Chapter 5

4.2K 706 132
                                    


Aku terjaga oleh klakson dan raungan sepeda motor di gang. Mimpiku terputus, tapi masih kuingat ujungnya dengan jelas. Aidan di depan rumah kuno, menyerahkan struk Cozy Corner kepadaku. Tersenyum hangat dan berpesan agar aku menyimpannya. Tenang saja, Aidan. Struk itu aman kok, di dalam kotak kaleng di kolong tempat tidur. Bersama benda-benda istimewa lainnya.

Ini pasti gara-gara memoriku tentang Aidan teraduk ke permukaan. Tapi kalau mimpi benar merupakan pengembangan kenangan dari alam bawah sadar, payah benar mimpiku. Kenapa tidak sekalian adegan alternatif yang menggantikan kenyataan? Misalnya, aku menerima tawaran Aidan berkeliling mengambil foto rumah, kemudian menemaninya membuat sketsa. Uuhh! Khayalanmu itu, Rhea, hentikan sebelum penyesalan semakin dalam!

Aku duduk dan mencari-cari ponsel. Kutemukan di meja belajar, berikut satu set kunci apartemen Aidan dan post it dengan tulisan Kei, "Call me ASAP when you wake up."

Ponsel menunjukkan pukul 08.10. Hari Minggu. Nyenyak sekali tidurku sejak Kei menggendongku pulang dan membaringkan aku di kasur. Aaah, drama banget. Aku membenamkan muka di bantal, malu sendiri. Semalam, saat turun dari mobil Kei, aku melorot begitu saja di parkiran.

Menyadap informasi identik dengan pengerahan energi, dan aku melakukan itu sejak siangnya di kantor polisi. Lelah tidak terasa karena tawaran Kei terlalu menggoda. Satu set kunci untuk mengakses apartemen Aidan, dengan segala isinya. Ia berikan hanya setelah yakin aku bisa dipercaya.

Aku tidak menghitung-hitung lagi risiko kalau kemampuanku diketahui Kei. Aku tidak sabar ingin bertemu Aidan dalam kenangan. Aku merindukannya. Setelah memaparkan cara kerja Clair dengan ringkas, aku nekat memegang rangkaian kunci Aidan erat-erat.

Namun, tidak terbaca memori apa pun. Aku keburu jatuh terduduk di tanah. Bisa kudengar Kei berseru-seru panik sambil keluar dari mobil. Kedua tangannya yang hangat menyentuh pipi dan jidatku. Aku tidak tahu prosesnya setelah itu, tahu-tahu aku sudah digendong Kei di punggung. Dan aku berbicara banyak ke telinganya, entah apa saja.

Ya, Tuhan, terjadi lagi! Di depan Kei pula! Aku meracau seperti orang mabuk saat energiku terkuras. Kondisi yang biasanya hanya disaksikan Tante Fang. Ia menyebut kondisi ini sindroma titik nol. Lebih keren daripada korsleting otak yang kuusulkan.

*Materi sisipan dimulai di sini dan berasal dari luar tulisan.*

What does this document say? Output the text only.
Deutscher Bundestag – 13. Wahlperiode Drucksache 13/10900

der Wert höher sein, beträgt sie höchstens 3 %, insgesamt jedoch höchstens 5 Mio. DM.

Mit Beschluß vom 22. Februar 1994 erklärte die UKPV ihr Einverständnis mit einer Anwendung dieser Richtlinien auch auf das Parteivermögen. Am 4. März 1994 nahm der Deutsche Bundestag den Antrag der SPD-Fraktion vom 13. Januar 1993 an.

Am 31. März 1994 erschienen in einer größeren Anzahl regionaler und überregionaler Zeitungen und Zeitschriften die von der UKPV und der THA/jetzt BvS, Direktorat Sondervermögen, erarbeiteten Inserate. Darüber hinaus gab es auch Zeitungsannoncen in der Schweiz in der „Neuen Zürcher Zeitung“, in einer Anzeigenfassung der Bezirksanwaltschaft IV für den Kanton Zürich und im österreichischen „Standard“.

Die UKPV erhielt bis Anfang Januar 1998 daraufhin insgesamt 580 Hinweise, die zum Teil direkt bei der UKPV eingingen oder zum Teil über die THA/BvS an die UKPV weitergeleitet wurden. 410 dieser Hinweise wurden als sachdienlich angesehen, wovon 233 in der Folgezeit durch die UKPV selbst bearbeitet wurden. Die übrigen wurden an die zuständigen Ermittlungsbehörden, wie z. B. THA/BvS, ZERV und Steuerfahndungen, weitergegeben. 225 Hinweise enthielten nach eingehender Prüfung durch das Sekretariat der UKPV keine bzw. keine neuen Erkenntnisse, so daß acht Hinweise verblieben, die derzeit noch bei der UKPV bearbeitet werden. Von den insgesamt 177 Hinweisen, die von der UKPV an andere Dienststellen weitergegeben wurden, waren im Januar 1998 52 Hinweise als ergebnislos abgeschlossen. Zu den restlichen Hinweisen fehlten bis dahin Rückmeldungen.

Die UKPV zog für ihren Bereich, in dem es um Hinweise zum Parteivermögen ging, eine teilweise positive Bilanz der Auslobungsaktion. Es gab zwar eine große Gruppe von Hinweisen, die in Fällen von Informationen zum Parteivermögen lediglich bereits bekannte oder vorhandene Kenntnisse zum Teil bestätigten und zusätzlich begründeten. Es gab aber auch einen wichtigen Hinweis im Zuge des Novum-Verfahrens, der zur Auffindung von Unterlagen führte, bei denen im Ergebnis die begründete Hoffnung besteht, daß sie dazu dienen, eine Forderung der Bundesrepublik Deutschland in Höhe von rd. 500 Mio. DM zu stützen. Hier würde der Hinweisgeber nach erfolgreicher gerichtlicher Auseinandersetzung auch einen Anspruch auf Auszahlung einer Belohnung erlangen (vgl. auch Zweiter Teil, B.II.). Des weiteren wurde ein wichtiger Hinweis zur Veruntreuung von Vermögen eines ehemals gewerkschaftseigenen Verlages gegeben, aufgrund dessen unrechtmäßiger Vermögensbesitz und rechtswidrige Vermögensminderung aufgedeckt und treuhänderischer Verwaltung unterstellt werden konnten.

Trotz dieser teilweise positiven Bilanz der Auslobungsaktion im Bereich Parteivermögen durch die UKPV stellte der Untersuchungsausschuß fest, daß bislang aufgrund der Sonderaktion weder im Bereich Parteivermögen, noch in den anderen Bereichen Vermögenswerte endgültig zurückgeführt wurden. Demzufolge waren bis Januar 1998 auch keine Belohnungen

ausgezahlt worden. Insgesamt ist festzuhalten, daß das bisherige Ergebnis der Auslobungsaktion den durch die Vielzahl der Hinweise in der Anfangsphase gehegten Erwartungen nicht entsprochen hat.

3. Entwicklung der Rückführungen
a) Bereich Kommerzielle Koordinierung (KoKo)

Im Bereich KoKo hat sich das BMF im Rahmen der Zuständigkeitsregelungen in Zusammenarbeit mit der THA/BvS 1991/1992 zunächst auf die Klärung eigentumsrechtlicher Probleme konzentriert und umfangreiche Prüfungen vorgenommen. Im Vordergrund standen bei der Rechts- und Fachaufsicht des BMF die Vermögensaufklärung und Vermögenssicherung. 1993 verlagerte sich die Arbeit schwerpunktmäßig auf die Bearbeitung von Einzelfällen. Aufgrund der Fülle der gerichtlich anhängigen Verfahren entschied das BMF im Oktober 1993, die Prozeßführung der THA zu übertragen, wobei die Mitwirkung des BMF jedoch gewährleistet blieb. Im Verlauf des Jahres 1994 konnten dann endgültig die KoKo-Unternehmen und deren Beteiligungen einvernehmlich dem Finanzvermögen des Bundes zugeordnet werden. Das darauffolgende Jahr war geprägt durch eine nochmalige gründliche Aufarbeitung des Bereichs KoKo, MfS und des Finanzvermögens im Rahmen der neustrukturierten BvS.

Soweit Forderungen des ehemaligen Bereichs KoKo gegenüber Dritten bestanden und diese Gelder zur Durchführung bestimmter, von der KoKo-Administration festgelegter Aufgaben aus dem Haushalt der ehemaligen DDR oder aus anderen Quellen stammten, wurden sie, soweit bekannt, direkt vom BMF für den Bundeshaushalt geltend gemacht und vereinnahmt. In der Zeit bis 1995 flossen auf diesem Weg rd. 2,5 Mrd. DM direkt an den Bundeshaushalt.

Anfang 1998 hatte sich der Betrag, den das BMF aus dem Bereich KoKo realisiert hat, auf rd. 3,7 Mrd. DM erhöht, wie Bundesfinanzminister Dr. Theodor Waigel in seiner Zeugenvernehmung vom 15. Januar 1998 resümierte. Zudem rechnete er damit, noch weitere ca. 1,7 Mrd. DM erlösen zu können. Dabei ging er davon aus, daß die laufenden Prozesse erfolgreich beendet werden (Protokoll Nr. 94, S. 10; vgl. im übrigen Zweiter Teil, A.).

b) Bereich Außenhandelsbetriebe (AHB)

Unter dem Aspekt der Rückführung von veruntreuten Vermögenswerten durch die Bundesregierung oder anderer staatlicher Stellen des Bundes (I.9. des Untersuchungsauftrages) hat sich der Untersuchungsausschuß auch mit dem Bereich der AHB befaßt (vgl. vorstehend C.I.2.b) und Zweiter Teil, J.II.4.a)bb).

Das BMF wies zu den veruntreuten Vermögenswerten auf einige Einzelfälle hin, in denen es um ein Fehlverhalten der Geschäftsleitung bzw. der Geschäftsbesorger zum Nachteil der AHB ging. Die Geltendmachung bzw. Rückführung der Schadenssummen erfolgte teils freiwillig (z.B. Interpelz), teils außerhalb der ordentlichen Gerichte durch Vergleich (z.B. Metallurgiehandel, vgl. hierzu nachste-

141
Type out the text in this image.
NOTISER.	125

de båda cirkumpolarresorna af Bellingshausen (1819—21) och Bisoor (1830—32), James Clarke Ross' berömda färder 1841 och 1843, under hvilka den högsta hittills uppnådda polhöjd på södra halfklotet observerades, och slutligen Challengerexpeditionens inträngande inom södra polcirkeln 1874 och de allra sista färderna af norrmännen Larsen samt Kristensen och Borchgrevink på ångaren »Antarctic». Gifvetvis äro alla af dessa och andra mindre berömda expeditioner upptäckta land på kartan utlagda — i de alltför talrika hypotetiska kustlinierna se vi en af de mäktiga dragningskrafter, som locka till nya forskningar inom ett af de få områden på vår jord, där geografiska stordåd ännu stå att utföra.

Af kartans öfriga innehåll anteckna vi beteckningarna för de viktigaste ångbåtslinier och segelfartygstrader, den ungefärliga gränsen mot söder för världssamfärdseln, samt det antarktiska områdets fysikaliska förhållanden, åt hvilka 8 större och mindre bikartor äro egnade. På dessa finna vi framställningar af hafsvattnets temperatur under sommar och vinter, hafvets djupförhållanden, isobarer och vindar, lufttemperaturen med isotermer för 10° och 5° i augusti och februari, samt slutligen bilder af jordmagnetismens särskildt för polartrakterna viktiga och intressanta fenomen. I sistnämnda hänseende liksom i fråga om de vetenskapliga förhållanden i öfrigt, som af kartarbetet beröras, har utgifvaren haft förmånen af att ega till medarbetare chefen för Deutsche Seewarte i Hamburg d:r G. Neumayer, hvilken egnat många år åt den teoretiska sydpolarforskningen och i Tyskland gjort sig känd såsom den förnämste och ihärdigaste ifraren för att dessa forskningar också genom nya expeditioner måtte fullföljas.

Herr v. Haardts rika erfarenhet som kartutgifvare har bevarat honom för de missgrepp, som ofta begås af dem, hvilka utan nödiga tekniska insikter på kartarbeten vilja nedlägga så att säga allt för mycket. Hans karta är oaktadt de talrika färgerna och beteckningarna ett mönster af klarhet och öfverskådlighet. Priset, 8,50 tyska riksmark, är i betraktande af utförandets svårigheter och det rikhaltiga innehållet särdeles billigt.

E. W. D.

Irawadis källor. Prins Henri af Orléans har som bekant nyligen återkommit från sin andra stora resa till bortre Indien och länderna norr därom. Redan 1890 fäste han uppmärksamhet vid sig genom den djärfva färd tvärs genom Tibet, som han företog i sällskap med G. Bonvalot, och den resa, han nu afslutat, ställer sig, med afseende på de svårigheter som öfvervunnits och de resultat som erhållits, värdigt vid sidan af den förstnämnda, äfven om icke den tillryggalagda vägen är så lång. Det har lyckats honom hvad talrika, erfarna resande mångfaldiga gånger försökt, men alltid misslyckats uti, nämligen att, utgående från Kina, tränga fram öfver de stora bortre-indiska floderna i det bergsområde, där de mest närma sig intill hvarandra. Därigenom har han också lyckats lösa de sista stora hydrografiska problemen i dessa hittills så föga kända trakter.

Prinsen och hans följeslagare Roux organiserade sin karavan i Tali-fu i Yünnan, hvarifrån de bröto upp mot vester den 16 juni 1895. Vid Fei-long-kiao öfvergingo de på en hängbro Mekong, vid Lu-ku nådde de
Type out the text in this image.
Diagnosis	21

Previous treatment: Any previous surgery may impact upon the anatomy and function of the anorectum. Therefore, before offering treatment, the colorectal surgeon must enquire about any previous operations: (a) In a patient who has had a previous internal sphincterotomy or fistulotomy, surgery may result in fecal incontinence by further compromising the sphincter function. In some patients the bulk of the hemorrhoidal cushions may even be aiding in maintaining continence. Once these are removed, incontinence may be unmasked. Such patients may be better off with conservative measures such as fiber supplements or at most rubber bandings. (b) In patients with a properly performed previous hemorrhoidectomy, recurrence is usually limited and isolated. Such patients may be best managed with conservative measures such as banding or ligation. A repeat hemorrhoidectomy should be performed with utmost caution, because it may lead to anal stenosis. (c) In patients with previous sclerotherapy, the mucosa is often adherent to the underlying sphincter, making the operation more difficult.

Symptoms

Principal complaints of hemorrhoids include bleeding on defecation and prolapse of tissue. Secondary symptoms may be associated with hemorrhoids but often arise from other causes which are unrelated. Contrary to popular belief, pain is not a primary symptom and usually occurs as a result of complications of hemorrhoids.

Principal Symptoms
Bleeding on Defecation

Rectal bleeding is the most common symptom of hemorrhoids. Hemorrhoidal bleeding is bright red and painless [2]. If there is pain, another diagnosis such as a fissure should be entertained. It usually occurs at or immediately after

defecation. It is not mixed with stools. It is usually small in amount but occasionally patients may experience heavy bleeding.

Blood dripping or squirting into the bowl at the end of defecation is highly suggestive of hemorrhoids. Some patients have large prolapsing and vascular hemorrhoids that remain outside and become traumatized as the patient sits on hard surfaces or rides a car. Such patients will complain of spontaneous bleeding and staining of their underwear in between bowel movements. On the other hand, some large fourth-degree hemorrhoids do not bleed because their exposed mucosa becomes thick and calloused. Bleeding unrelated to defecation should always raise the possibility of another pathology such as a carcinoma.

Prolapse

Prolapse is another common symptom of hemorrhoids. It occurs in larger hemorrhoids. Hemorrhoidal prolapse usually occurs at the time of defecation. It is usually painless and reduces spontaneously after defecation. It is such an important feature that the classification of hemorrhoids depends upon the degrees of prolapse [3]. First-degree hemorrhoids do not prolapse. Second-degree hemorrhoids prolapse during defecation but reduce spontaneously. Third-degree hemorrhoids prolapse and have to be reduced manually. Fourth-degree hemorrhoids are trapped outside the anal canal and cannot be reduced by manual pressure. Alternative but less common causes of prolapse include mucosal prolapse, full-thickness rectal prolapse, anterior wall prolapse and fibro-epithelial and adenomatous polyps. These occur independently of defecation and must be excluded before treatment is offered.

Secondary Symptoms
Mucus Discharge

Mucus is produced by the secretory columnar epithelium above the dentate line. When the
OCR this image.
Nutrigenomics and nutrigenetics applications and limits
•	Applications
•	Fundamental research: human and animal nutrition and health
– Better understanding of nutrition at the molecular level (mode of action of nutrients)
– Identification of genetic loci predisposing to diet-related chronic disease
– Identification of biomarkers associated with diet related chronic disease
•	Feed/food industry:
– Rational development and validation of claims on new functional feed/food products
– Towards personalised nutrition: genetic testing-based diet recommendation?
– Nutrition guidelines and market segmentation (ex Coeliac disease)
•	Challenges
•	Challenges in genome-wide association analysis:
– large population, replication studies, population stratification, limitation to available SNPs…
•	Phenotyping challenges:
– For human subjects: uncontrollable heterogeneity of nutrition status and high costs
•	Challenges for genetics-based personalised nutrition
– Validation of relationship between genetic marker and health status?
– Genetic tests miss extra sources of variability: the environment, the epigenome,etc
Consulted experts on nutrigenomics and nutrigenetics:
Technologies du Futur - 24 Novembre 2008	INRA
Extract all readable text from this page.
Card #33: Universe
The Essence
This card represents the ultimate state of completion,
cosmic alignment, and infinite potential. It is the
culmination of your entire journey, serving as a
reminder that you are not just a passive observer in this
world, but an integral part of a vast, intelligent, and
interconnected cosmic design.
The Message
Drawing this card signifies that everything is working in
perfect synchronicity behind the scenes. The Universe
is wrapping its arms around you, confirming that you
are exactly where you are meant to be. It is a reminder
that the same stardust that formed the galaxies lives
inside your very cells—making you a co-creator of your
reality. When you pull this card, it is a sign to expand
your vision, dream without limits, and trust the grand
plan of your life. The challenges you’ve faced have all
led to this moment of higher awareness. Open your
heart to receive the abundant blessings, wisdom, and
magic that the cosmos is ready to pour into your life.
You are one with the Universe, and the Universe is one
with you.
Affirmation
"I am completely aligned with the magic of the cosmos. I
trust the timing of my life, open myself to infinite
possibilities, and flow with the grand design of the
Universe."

Aku hanya perlu tidur nyenyak untuk memulihkan tenaga. Tapi Kei tidak tahu itu. Pasti cemas sekali. Buru-buru kutelepon cowok itu.

"Rhea! Kamu bikin aku takut semalaman!" Kei nyaris berteriak. "Enggak mau kubawa ke rumah sakit, enggak ngebolehin aku telepon tantemu. Aku enggak tahu harus gimana kecuali bawa kamu pulang ke kosan. Baju kamu lembap kena hujan. Terus kamu mengigau. Masih sempat juga mengusir-ngusir aku. Terpaksa aku tinggalin .... Tapi aku kepikiran terus."

"Itu efek samping Clair. Obatnya cuma tidur. Aku baik-baik saja sekarang."

"Syukurlah. Oh ya, kunci kamarmu aku lempar ke dalam dari jendela!"

Aku memeriksa jendela. Tidak tertutup rapat, dan kunciku ada di kolong meja. Cowok yang baik, Kei itu. Aku beruntung. Walau Tante Fang bakal marah besar kalau tahu aku sudah mempertontonkan kekuatan sekaligus kelemahanku pada orang lain. Tapi ia tidak perlu tahu.

Ajaib juga aku masih bisa menyuruh Kei pergi. Kamarku terlarang buat orang lain, apalagi cowok. Pertama, tentu saja tidak patut. Kedua, kamar ini adalah tempat istirahatku secara harfiah. Harus steril dari kenangan orang lain, kecuali yang bisa kukendalikan, seperti benda-benda dalam kotak kaleng itu. Kei jadi yang pertama. Untungnya, ia tidak banyak menyentuh barang-barangku dan meninggalkan jejak memori. "Terima kasih, Kei. You did the right thing. Apa pun yang aku ocehkan semalam, lupakan saja. Pasti gaje."